We've purchased an IP in our family trust, which was setup by our accountant early this year. It is positive geared, about $3,000. Our accountant has told us that we can easily not pay tax on it this year by paying a Director Fee? I queried him on this and how it worked and he said that it means we can just not pay tax this year and bring it in a later year when our taxable income is not so high. Has anyone else heard of this and is it legal?

thanks Mick
Our accountant has told us that we can easily not pay tax on it this year by paying a Director Fee?
If you're being paid a director's fee, doesn't that just add on to your personal taxable income? :confused: Is that what you're confused about, too?

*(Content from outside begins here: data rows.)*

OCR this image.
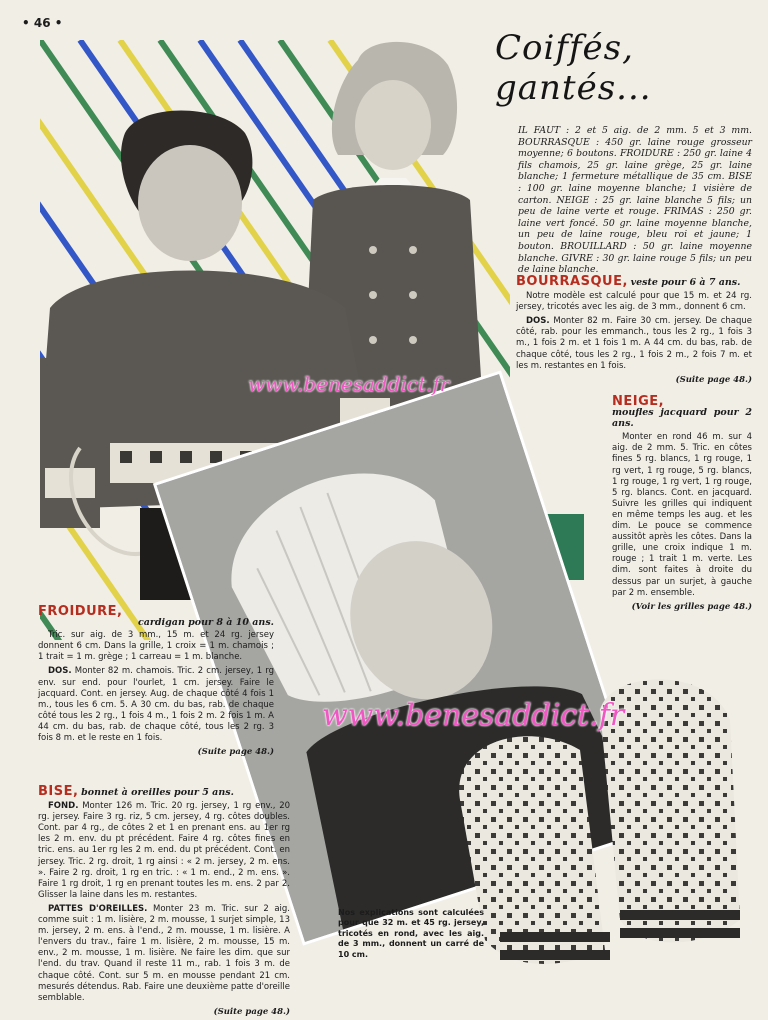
• 46 •
Coiffés, gantés...
www.benesaddict.fr
www.benesaddict.fr
IL FAUT : 2 et 5 aig. de 2 mm. 5 et 3 mm. BOURRASQUE : 450 gr. laine rouge grosseur moyenne; 6 boutons. FROIDURE : 250 gr. laine 4 fils chamois, 25 gr. laine grège, 25 gr. laine blanche; 1 fermeture métallique de 35 cm. BISE : 100 gr. laine moyenne blanche; 1 visière de carton. NEIGE : 25 gr. laine blanche 5 fils; un peu de laine verte et rouge. FRIMAS : 250 gr. laine vert foncé. 50 gr. laine moyenne blanche, un peu de laine rouge, bleu roi et jaune; 1 bouton. BROUILLARD : 50 gr. laine moyenne blanche. GIVRE : 30 gr. laine rouge 5 fils; un peu de laine blanche.
BOURRASQUE, veste pour 6 à 7 ans.

Notre modèle est calculé pour que 15 m. et 24 rg. jersey, tricotés avec les aig. de 3 mm., donnent 6 cm.

DOS. Monter 82 m. Faire 30 cm. jersey. De chaque côté, rab. pour les emmanch., tous les 2 rg., 1 fois 3 m., 1 fois 2 m. et 1 fois 1 m. A 44 cm. du bas, rab. de chaque côté, tous les 2 rg., 1 fois 2 m., 2 fois 7 m. et les m. restantes en 1 fois.

(Suite page 48.)
NEIGE,
moufles jacquard pour 2 ans.

Monter en rond 46 m. sur 4 aig. de 2 mm. 5. Tric. en côtes fines 5 rg. blancs, 1 rg rouge, 1 rg vert, 1 rg rouge, 5 rg. blancs, 1 rg rouge, 1 rg vert, 1 rg rouge, 5 rg. blancs. Cont. en jacquard. Suivre les grilles qui indiquent en même temps les aug. et les dim. Le pouce se commence aussitôt après les côtes. Dans la grille, une croix indique 1 m. rouge ; 1 trait 1 m. verte. Les dim. sont faites à droite du dessus par un surjet, à gauche par 2 m. ensemble.

(Voir les grilles page 48.)
FROIDURE,
cardigan pour 8 à 10 ans.

Tric. sur aig. de 3 mm., 15 m. et 24 rg. jersey donnent 6 cm. Dans la grille, 1 croix = 1 m. chamois ; 1 trait = 1 m. grège ; 1 carreau = 1 m. blanche.

DOS. Monter 82 m. chamois. Tric. 2 cm. jersey, 1 rg env. sur end. pour l'ourlet, 1 cm. jersey. Faire le jacquard. Cont. en jersey. Aug. de chaque côté 4 fois 1 m., tous les 6 cm. 5. A 30 cm. du bas, rab. de chaque côté tous les 2 rg., 1 fois 4 m., 1 fois 2 m. 2 fois 1 m. A 44 cm. du bas, rab. de chaque côté, tous les 2 rg. 3 fois 8 m. et le reste en 1 fois.

(Suite page 48.)
BISE, bonnet à oreilles pour 5 ans.

FOND. Monter 126 m. Tric. 20 rg. jersey, 1 rg env., 20 rg. jersey. Faire 3 rg. riz, 5 cm. jersey, 4 rg. côtes doubles. Cont. par 4 rg., de côtes 2 et 1 en prenant ens. au 1er rg les 2 m. env. du pt précédent. Faire 4 rg. côtes fines en tric. ens. au 1er rg les 2 m. end. du pt précédent. Cont. en jersey. Tric. 2 rg. droit, 1 rg ainsi : « 2 m. jersey, 2 m. ens. ». Faire 2 rg. droit, 1 rg en tric. : « 1 m. end., 2 m. ens. ». Faire 1 rg droit, 1 rg en prenant toutes les m. ens. 2 par 2. Glisser la laine dans les m. restantes.

PATTES D'OREILLES. Monter 23 m. Tric. sur 2 aig. comme suit : 1 m. lisière, 2 m. mousse, 1 surjet simple, 13 m. jersey, 2 m. ens. à l'end., 2 m. mousse, 1 m. lisière. A l'envers du trav., faire 1 m. lisière, 2 m. mousse, 15 m. env., 2 m. mousse, 1 m. lisière. Ne faire les dim. que sur l'end. du trav. Quand il reste 11 m., rab. 1 fois 3 m. de chaque côté. Cont. sur 5 m. en mousse pendant 21 cm. mesurés détendus. Rab. Faire une deuxième patte d'oreille semblable.

(Suite page 48.)
Nos explications sont calculées pour que 32 m. et 45 rg. jersey, tricotés en rond, avec les aig. de 3 mm., donnent un carré de 10 cm.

Maybe the Trust can physically pay you a director's fee in 09/10 for work done in 08/09, and claim it against 08/09 income? (ie the Trust claims tax on an accrual basis, rather than cash basis.) That way, Trust's expense is in 08/09 tax year, but it's not counted as your personal income until 09/10. (Because personal ITRs are usually done on a cash basis.)

I don't know about this particular example, but I do know that some entities pay cash on accrual basis and others on cash basis, so transferring tax debt between different years is possible.

PS Nice to see you posting rather than lurking! ;) Welcome. :D
So you set up a trust, a trustee company and you have no clue what the hell they're there for or how they work?
Did you read anything you signed?
Did you read the "articles of association" of your company?
Did you read your company's constitution?
Did you read about the obligations and responsibilities of a company director?

Don't worry, it seems most don't either.
A trust does not have a director, it has beneficiaries - I can't see how your scenario is possible. It seems like another case of a client not understanding the structure they have been setup in - this is very common.

If you were positively geared $3k and you had a minor beneficiary (a child under 18 and not under a legal disability) a simple distribution to that minor would clear off any tax payable. Minors can receive $3k in the current financial year and not pay any tax due to increase in Low income tax offset.

Companies no longer have a memorandum and articles of association since the changes to the Corporations Act 2001. Basically companies can either have "replacable rules" or a single "constitution" Under the Act any companies which had a memorandum or articles of association automatically had these as there constitution. So reading a company constitution is now applicable.

Particularly if it is a new company setup then there will be no memorandum or articles of association so would be nothing for them to have read.
Your right coasty, but I dunno when it was setup.
It just seems strange to me that so many people don't take the time to read the basics, nor what they sign.

And yes it's legal, there is nothing wrong with paying directors fees.
Of course it's taxable income for the receiver though.